Her ne kadar Hüseyin ve Campi zaman zaman Vedat’ı kaçırsa da onların hatasını kapatan bir kaleci vardı Trabzonspor’da. Uğurcan Çakır belki de kalecilik hayatı boyunca böyle bir maç çıkardığı yoktur. Bir çok kez Fenerbahçeli oyuncularla yüz yüzü gelmesine rağmen mükemmel refleksleriyle maçı tuttu kopardı. Geceye hiç kuşkusuz damga vuran iki oyuncudan biri oldu. Diğeri ise Sörloth.

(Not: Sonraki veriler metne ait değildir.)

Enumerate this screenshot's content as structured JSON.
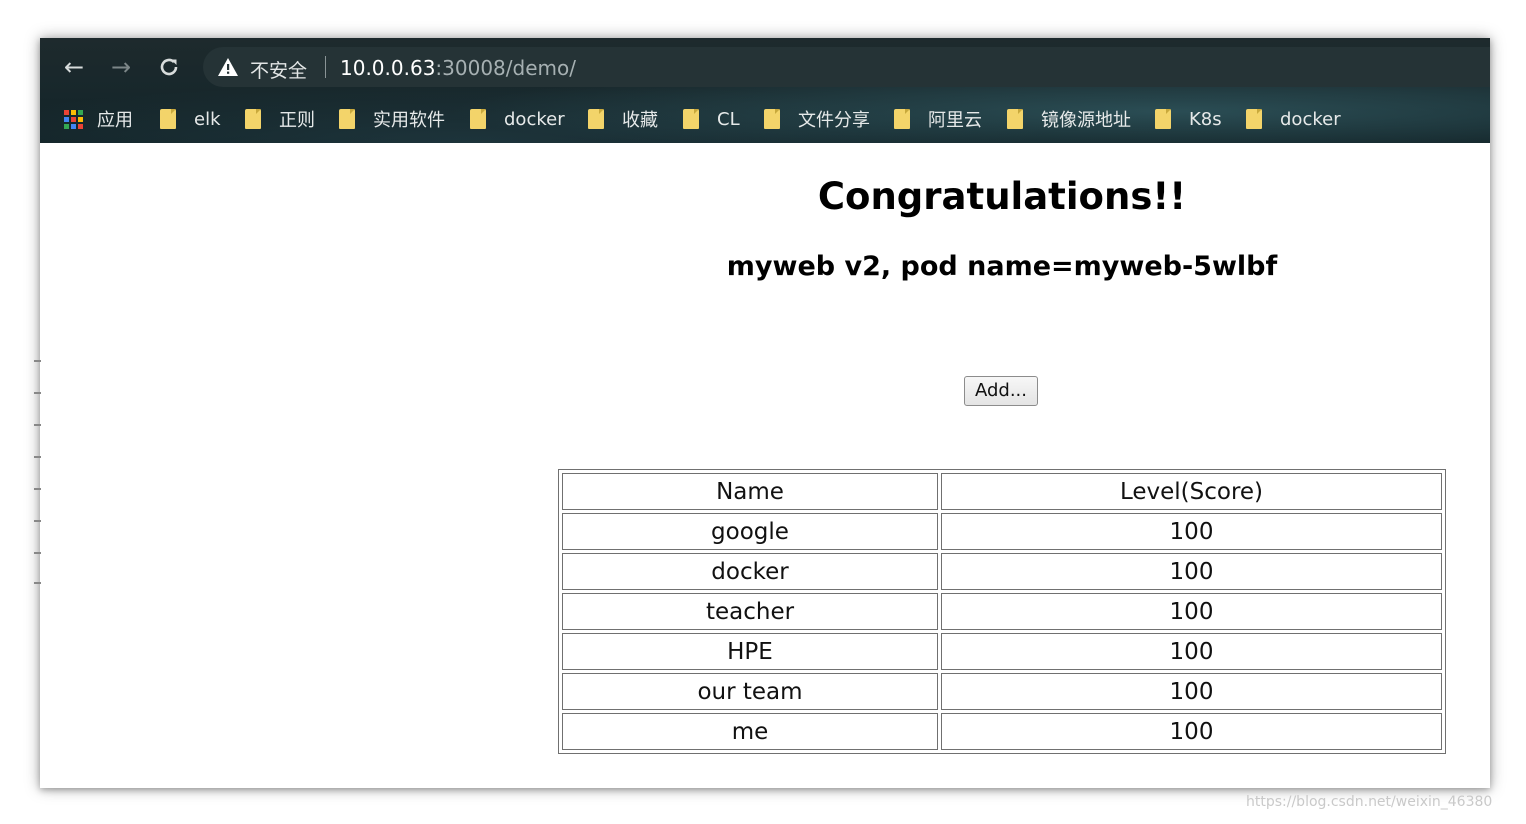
{
  "browser": {
    "security_label": "不安全",
    "url_host": "10.0.0.63",
    "url_rest": ":30008/demo/",
    "nav": {
      "back_icon": "arrow-left-icon",
      "forward_icon": "arrow-right-icon",
      "reload_icon": "reload-icon",
      "warning_icon": "warning-triangle-icon"
    },
    "bookmarks": [
      {
        "label": "应用",
        "icon": "apps-grid-icon"
      },
      {
        "label": "elk",
        "icon": "folder-icon"
      },
      {
        "label": "正则",
        "icon": "folder-icon"
      },
      {
        "label": "实用软件",
        "icon": "folder-icon"
      },
      {
        "label": "docker",
        "icon": "folder-icon"
      },
      {
        "label": "收藏",
        "icon": "folder-icon"
      },
      {
        "label": "CL",
        "icon": "folder-icon"
      },
      {
        "label": "文件分享",
        "icon": "folder-icon"
      },
      {
        "label": "阿里云",
        "icon": "folder-icon"
      },
      {
        "label": "镜像源地址",
        "icon": "folder-icon"
      },
      {
        "label": "K8s",
        "icon": "folder-icon"
      },
      {
        "label": "docker",
        "icon": "folder-icon"
      }
    ]
  },
  "page": {
    "title": "Congratulations!!",
    "subtitle": "myweb v2, pod name=myweb-5wlbf",
    "add_button": "Add...",
    "table": {
      "headers": [
        "Name",
        "Level(Score)"
      ],
      "rows": [
        [
          "google",
          "100"
        ],
        [
          "docker",
          "100"
        ],
        [
          "teacher",
          "100"
        ],
        [
          "HPE",
          "100"
        ],
        [
          "our team",
          "100"
        ],
        [
          "me",
          "100"
        ]
      ]
    }
  },
  "watermark": "https://blog.csdn.net/weixin_46380",
  "colors": {
    "chrome_bg": "#1e2a2d",
    "omnibox_bg": "#253336",
    "folder": "#f3d46a",
    "apps_grid": [
      "#ea4335",
      "#fbbc05",
      "#34a853",
      "#4285f4"
    ]
  }
}
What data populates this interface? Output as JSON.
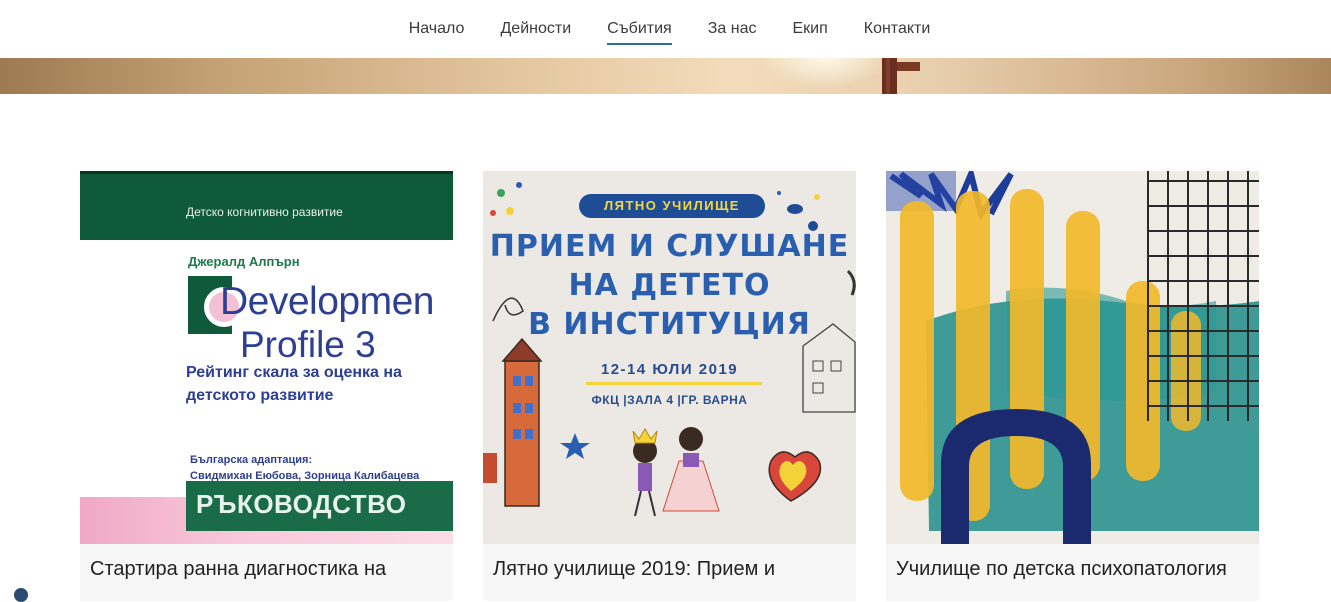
{
  "nav": {
    "items": [
      {
        "label": "Начало"
      },
      {
        "label": "Дейности"
      },
      {
        "label": "Събития",
        "active": true
      },
      {
        "label": "За нас"
      },
      {
        "label": "Екип"
      },
      {
        "label": "Контакти"
      }
    ],
    "accent_color": "#2c6f9b"
  },
  "cards": [
    {
      "caption": "Стартира ранна диагностика на",
      "image": {
        "series": "Детско когнитивно развитие",
        "author": "Джералд Алпърн",
        "title_line1": "Developmen",
        "title_line2": "Profile 3",
        "subtitle_line1": "Рейтинг скала за оценка на",
        "subtitle_line2": "детското развитие",
        "adaptation_line1": "Българска адаптация:",
        "adaptation_line2": "Свидмихан Еюбова, Зорница Калибацева",
        "band": "РЪКОВОДСТВО"
      }
    },
    {
      "caption": "Лятно училище 2019: Прием и",
      "image": {
        "pill": "ЛЯТНО УЧИЛИЩЕ",
        "headline_line1": "ПРИЕМ И СЛУШАНЕ",
        "headline_line2": "НА ДЕТЕТО",
        "headline_line3": "В ИНСТИТУЦИЯ",
        "dates": "12-14 ЮЛИ 2019",
        "venue": "ФКЦ |ЗАЛА 4 |ГР. ВАРНА"
      }
    },
    {
      "caption": "Училище по детска психопатология",
      "image": {
        "icon": "abstract-painting"
      }
    }
  ]
}
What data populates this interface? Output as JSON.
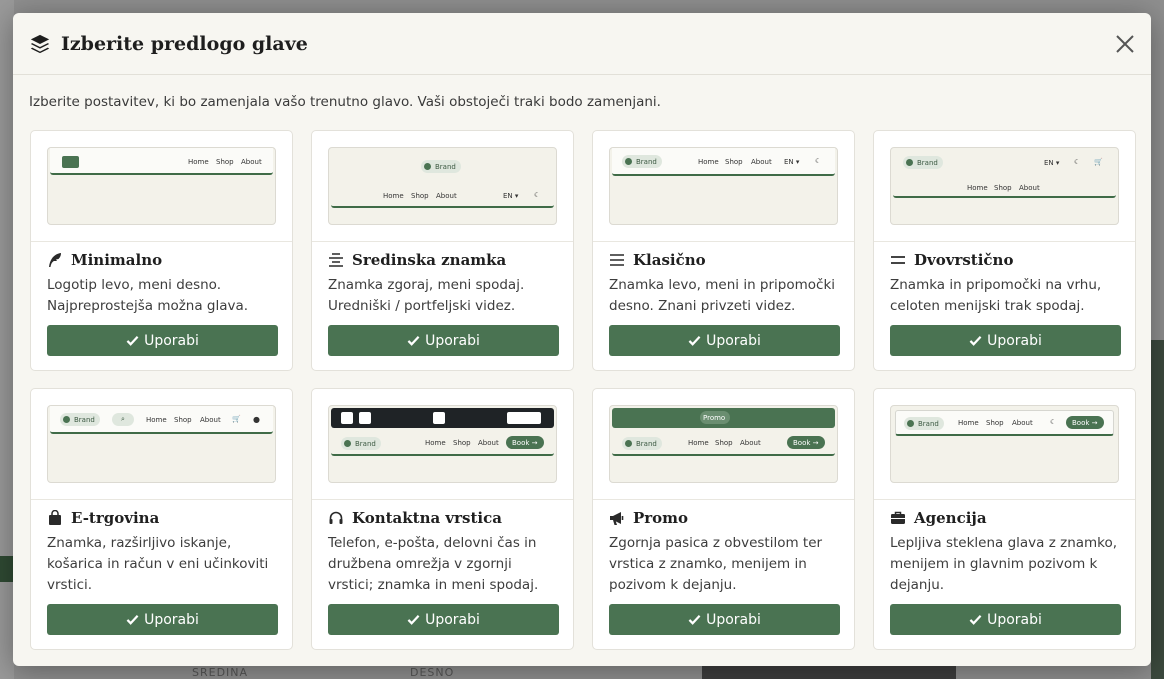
{
  "modal": {
    "title": "Izberite predlogo glave",
    "intro": "Izberite postavitev, ki bo zamenjala vašo trenutno glavo. Vaši obstoječi traki bodo zamenjani.",
    "apply_label": "Uporabi"
  },
  "preview": {
    "brand": "Brand",
    "home": "Home",
    "shop": "Shop",
    "about": "About",
    "lang": "EN ▾",
    "book": "Book →",
    "promo": "Promo"
  },
  "cards": [
    {
      "title": "Minimalno",
      "desc": "Logotip levo, meni desno. Najpreprostejša možna glava.",
      "icon": "feather-icon"
    },
    {
      "title": "Sredinska znamka",
      "desc": "Znamka zgoraj, meni spodaj. Uredniški / portfeljski videz.",
      "icon": "align-center-icon"
    },
    {
      "title": "Klasično",
      "desc": "Znamka levo, meni in pripomočki desno. Znani privzeti videz.",
      "icon": "bars-icon"
    },
    {
      "title": "Dvovrstično",
      "desc": "Znamka in pripomočki na vrhu, celoten menijski trak spodaj.",
      "icon": "equals-icon"
    },
    {
      "title": "E-trgovina",
      "desc": "Znamka, razširljivo iskanje, košarica in račun v eni učinkoviti vrstici.",
      "icon": "shopping-bag-icon"
    },
    {
      "title": "Kontaktna vrstica",
      "desc": "Telefon, e-pošta, delovni čas in družbena omrežja v zgornji vrstici; znamka in meni spodaj.",
      "icon": "headset-icon"
    },
    {
      "title": "Promo",
      "desc": "Zgornja pasica z obvestilom ter vrstica z znamko, menijem in pozivom k dejanju.",
      "icon": "megaphone-icon"
    },
    {
      "title": "Agencija",
      "desc": "Lepljiva steklena glava z znamko, menijem in glavnim pozivom k dejanju.",
      "icon": "briefcase-icon"
    }
  ],
  "background": {
    "bottom_left": "SREDINA",
    "bottom_right": "DESNO"
  }
}
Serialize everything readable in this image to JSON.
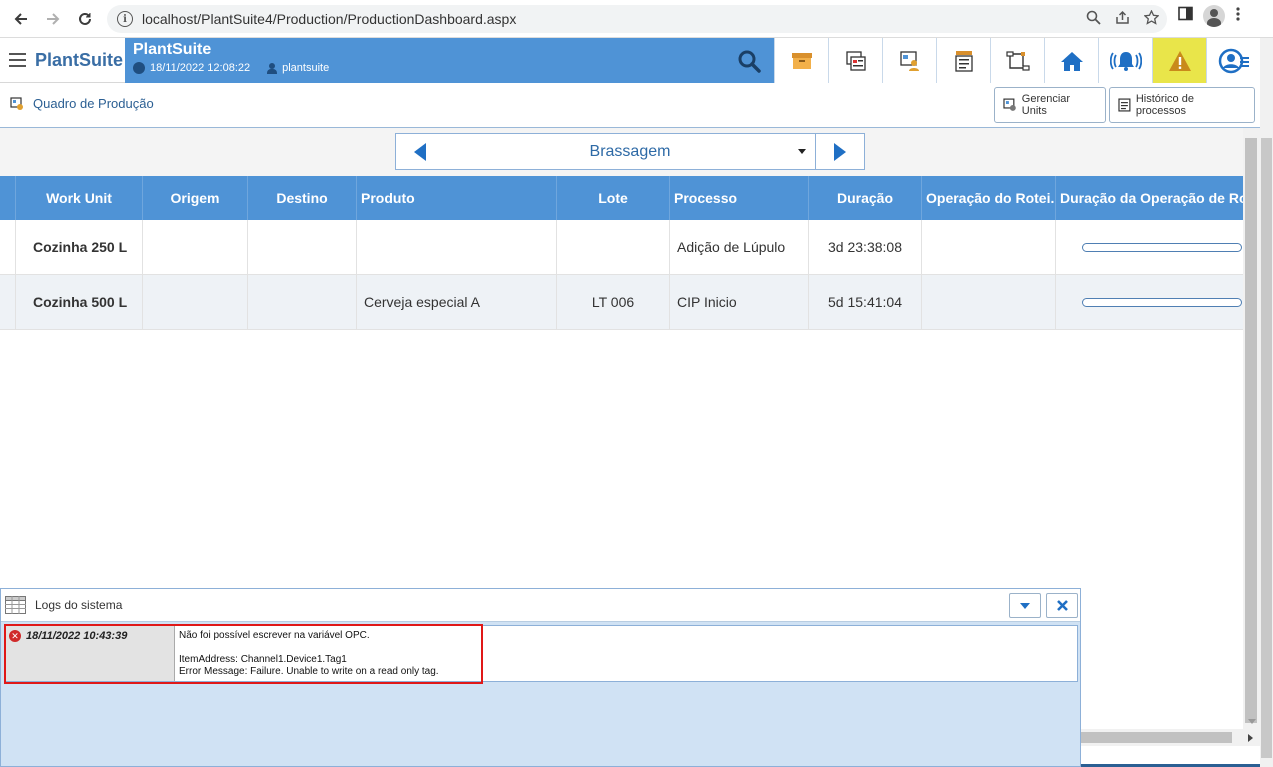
{
  "browser": {
    "url": "localhost/PlantSuite4/Production/ProductionDashboard.aspx"
  },
  "app": {
    "brand": "PlantSuite",
    "title": "PlantSuite",
    "datetime": "18/11/2022 12:08:22",
    "user": "plantsuite"
  },
  "subheader": {
    "page_title": "Quadro de Produção",
    "manage_units_label": "Gerenciar Units",
    "process_history_label": "Histórico de processos"
  },
  "selector": {
    "value": "Brassagem"
  },
  "table": {
    "headers": [
      "Work Unit",
      "Origem",
      "Destino",
      "Produto",
      "Lote",
      "Processo",
      "Duração",
      "Operação do Rotei...",
      "Duração da Operação de Roteiro"
    ],
    "rows": [
      {
        "work_unit": "Cozinha 250 L",
        "origem": "",
        "destino": "",
        "produto": "",
        "lote": "",
        "processo": "Adição de Lúpulo",
        "duracao": "3d 23:38:08",
        "operacao": "",
        "progress": 0
      },
      {
        "work_unit": "Cozinha 500 L",
        "origem": "",
        "destino": "",
        "produto": "Cerveja especial A",
        "lote": "LT 006",
        "processo": "CIP Inicio",
        "duracao": "5d 15:41:04",
        "operacao": "",
        "progress": 0
      }
    ]
  },
  "logs": {
    "title": "Logs do sistema",
    "entries": [
      {
        "timestamp": "18/11/2022 10:43:39",
        "line1": "Não foi possível escrever na variável OPC.",
        "line2": "ItemAddress: Channel1.Device1.Tag1",
        "line3": "Error Message: Failure. Unable to write on a read only tag."
      }
    ]
  },
  "colors": {
    "header_blue": "#4f93d6",
    "warning_yellow": "#e9e54a",
    "error_red": "#d02a2a",
    "highlight_red": "#e01818"
  }
}
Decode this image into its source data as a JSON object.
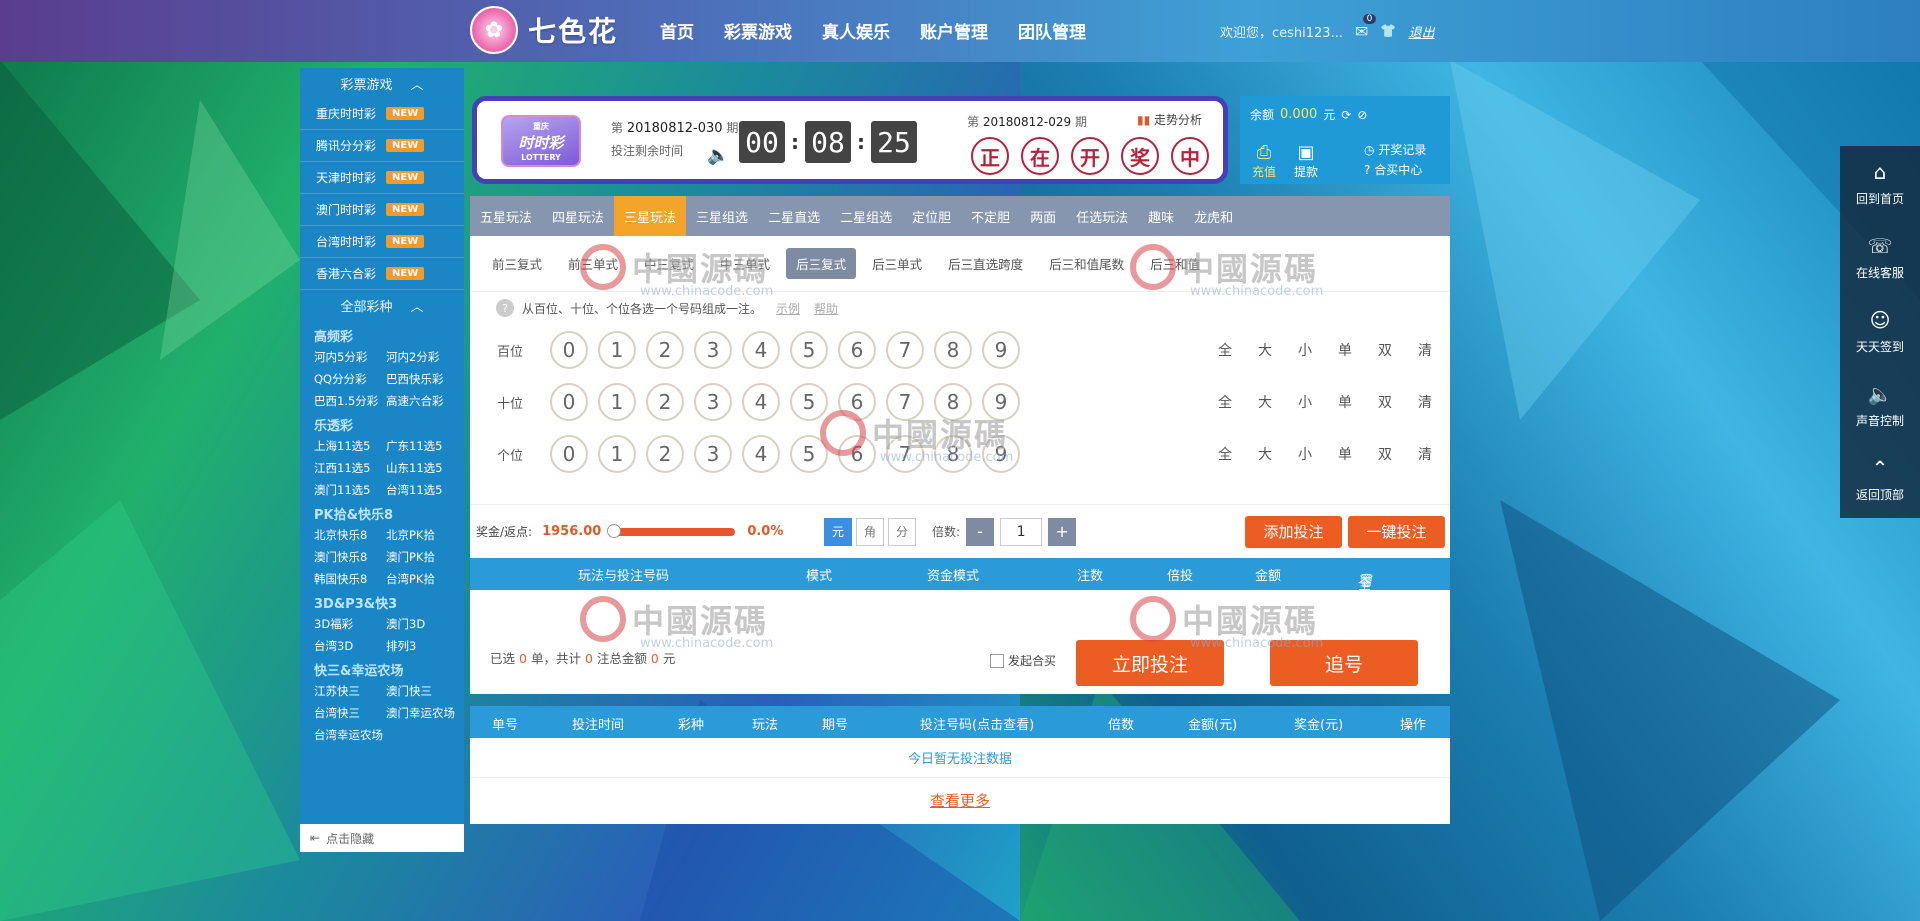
{
  "header": {
    "logo_text": "七色花",
    "nav": [
      "首页",
      "彩票游戏",
      "真人娱乐",
      "账户管理",
      "团队管理"
    ],
    "welcome": "欢迎您，ceshi123...",
    "mail_count": "0",
    "logout": "退出"
  },
  "sidebar": {
    "lottery_header": "彩票游戏",
    "hot_items": [
      {
        "label": "重庆时时彩",
        "badge": "NEW"
      },
      {
        "label": "腾讯分分彩",
        "badge": "NEW"
      },
      {
        "label": "天津时时彩",
        "badge": "NEW"
      },
      {
        "label": "澳门时时彩",
        "badge": "NEW"
      },
      {
        "label": "台湾时时彩",
        "badge": "NEW"
      },
      {
        "label": "香港六合彩",
        "badge": "NEW"
      }
    ],
    "all_header": "全部彩种",
    "categories": [
      {
        "title": "高频彩",
        "items": [
          "河内5分彩",
          "河内2分彩",
          "QQ分分彩",
          "巴西快乐彩",
          "巴西1.5分彩",
          "高速六合彩"
        ]
      },
      {
        "title": "乐透彩",
        "items": [
          "上海11选5",
          "广东11选5",
          "江西11选5",
          "山东11选5",
          "澳门11选5",
          "台湾11选5"
        ]
      },
      {
        "title": "PK拾&快乐8",
        "items": [
          "北京快乐8",
          "北京PK拾",
          "澳门快乐8",
          "澳门PK拾",
          "韩国快乐8",
          "台湾PK拾"
        ]
      },
      {
        "title": "3D&P3&快3",
        "items": [
          "3D福彩",
          "澳门3D",
          "台湾3D",
          "排列3"
        ]
      },
      {
        "title": "快三&幸运农场",
        "items": [
          "江苏快三",
          "澳门快三",
          "台湾快三",
          "澳门幸运农场",
          "台湾幸运农场"
        ]
      }
    ],
    "hide": "点击隐藏"
  },
  "ticket": {
    "logo_top": "重庆",
    "logo_main": "时时彩",
    "logo_sub": "LOTTERY",
    "issue_prefix": "第",
    "issue": "20180812-030",
    "issue_suffix": "期",
    "remaining_label": "投注剩余时间",
    "timer": [
      "00",
      "08",
      "25"
    ],
    "prev_issue": "20180812-029",
    "trend_label": "走势分析",
    "result_chars": [
      "正",
      "在",
      "开",
      "奖",
      "中"
    ]
  },
  "account": {
    "balance_label": "余额",
    "balance": "0.000",
    "unit": "元",
    "recharge": "充值",
    "withdraw": "提款",
    "draw_record": "开奖记录",
    "help_center": "合买中心"
  },
  "play_tabs": [
    "五星玩法",
    "四星玩法",
    "三星玩法",
    "三星组选",
    "二星直选",
    "二星组选",
    "定位胆",
    "不定胆",
    "两面",
    "任选玩法",
    "趣味",
    "龙虎和"
  ],
  "play_tabs_active": 2,
  "sub_tabs": [
    "前三复式",
    "前三单式",
    "中三复式",
    "中三单式",
    "后三复式",
    "后三单式",
    "后三直选跨度",
    "后三和值尾数",
    "后三和值"
  ],
  "sub_tabs_active": 4,
  "hint": {
    "text": "从百位、十位、个位各选一个号码组成一注。",
    "example": "示例",
    "help": "帮助"
  },
  "rows": [
    {
      "label": "百位"
    },
    {
      "label": "十位"
    },
    {
      "label": "个位"
    }
  ],
  "digits": [
    "0",
    "1",
    "2",
    "3",
    "4",
    "5",
    "6",
    "7",
    "8",
    "9"
  ],
  "quick_picks": [
    "全",
    "大",
    "小",
    "单",
    "双",
    "清"
  ],
  "betbar": {
    "rate_label": "奖金/返点:",
    "prize": "1956.00",
    "rebate": "0.0%",
    "units": [
      "元",
      "角",
      "分"
    ],
    "multiple_label": "倍数:",
    "multiple": "1",
    "minus": "-",
    "plus": "+",
    "add_bet": "添加投注",
    "quick_bet": "一键投注"
  },
  "order_columns": [
    "玩法与投注号码",
    "模式",
    "资金模式",
    "注数",
    "倍投",
    "金额",
    "全删"
  ],
  "summary": {
    "prefix": "已选",
    "count": "0",
    "mid1": "单，共计",
    "bets": "0",
    "mid2": "注总金额",
    "amount": "0",
    "suffix": "元"
  },
  "syndicate": "发起合买",
  "submit": "立即投注",
  "chase": "追号",
  "records": {
    "columns": [
      "单号",
      "投注时间",
      "彩种",
      "玩法",
      "期号",
      "投注号码(点击查看)",
      "倍数",
      "金额(元)",
      "奖金(元)",
      "操作"
    ],
    "empty": "今日暂无投注数据",
    "more": "查看更多"
  },
  "right_panel": [
    {
      "icon": "home-icon",
      "label": "回到首页"
    },
    {
      "icon": "support-icon",
      "label": "在线客服"
    },
    {
      "icon": "checkin-icon",
      "label": "天天签到"
    },
    {
      "icon": "sound-icon",
      "label": "声音控制"
    },
    {
      "icon": "top-icon",
      "label": "返回顶部"
    }
  ],
  "watermark": {
    "big": "中國源碼",
    "small": "www.chinacode.com"
  }
}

Norveçli oyuncuyu bulup Trabzonspor’a kazandırandan bin kere Allah razı olsun. Bana göre bırakın bu yılı son yılların Türkiye liglerinin en iyi forvetidir desek abartmış olmayız. Kimse kusura bakmasın Fatih Tekke’den sonra bayılarak ayılarak izlediğimiz bir forvet modunda Sörloth. Fenerbahçe savunmasını tek başına yerle bir etti. Trabzonspor’u galibiyete taşıyan rolün de Uğurcan Çakır ile başrol oyuncusu oldu. Allah nazardan saklasın. Onunla Trabzonspor kutlu zaferine doğru emin adımlarla yürüyecek demiyorum koşacaktır.

İlk yarıdaki temponun verdiği keyif ikinci yarıda Trabzonspor açısından rölantiye döndü. Bence teknik patron Hüseyin Çimşir akıllı bir oyun stratejisi kurdu. Çünkü Hüseyin Hoca en azından elindekini koruma güdüsüyle takımını hareket ettirdi. Bunun içinde sahada savaşmak gerekiyordu. Fenerbahçe saldıracak defansında oluşacak boşlukta ise cezayı Trabzonspor kesmeyi yeğledi. Belki 3. golü bulup Bordo-Mavililer cezayı kesemedi ama elindekini tutmayı başardı.

Burada bir parantezde Trabzonspor taraftarlarına açmak istiyorum. Fenerbahçe cephesinden maç haftasında yapılan abuk sabuk açıklamalarla Bordo-Mavili taraftarlar üzerinde sinsi planlarını gerçekleştirmek istendi ama bu tuzağa Trabzonspor’a gönül verenler düşmedi. Mükemmel destekleriyle alınan galibiyette pay sahibi oldular. Kendilerine teşekkür ediyorum. İşte Trabzonspor böyle taraftar profiliyle yılların hasretine son vermeye adım adım gidiyor. Yeter ki bu takıma güvenelim inanalım. Desteğimizi nefesimiz kesilene kadar sürdürelim. 2010-2011 yılındaki ruhla geliyoruz.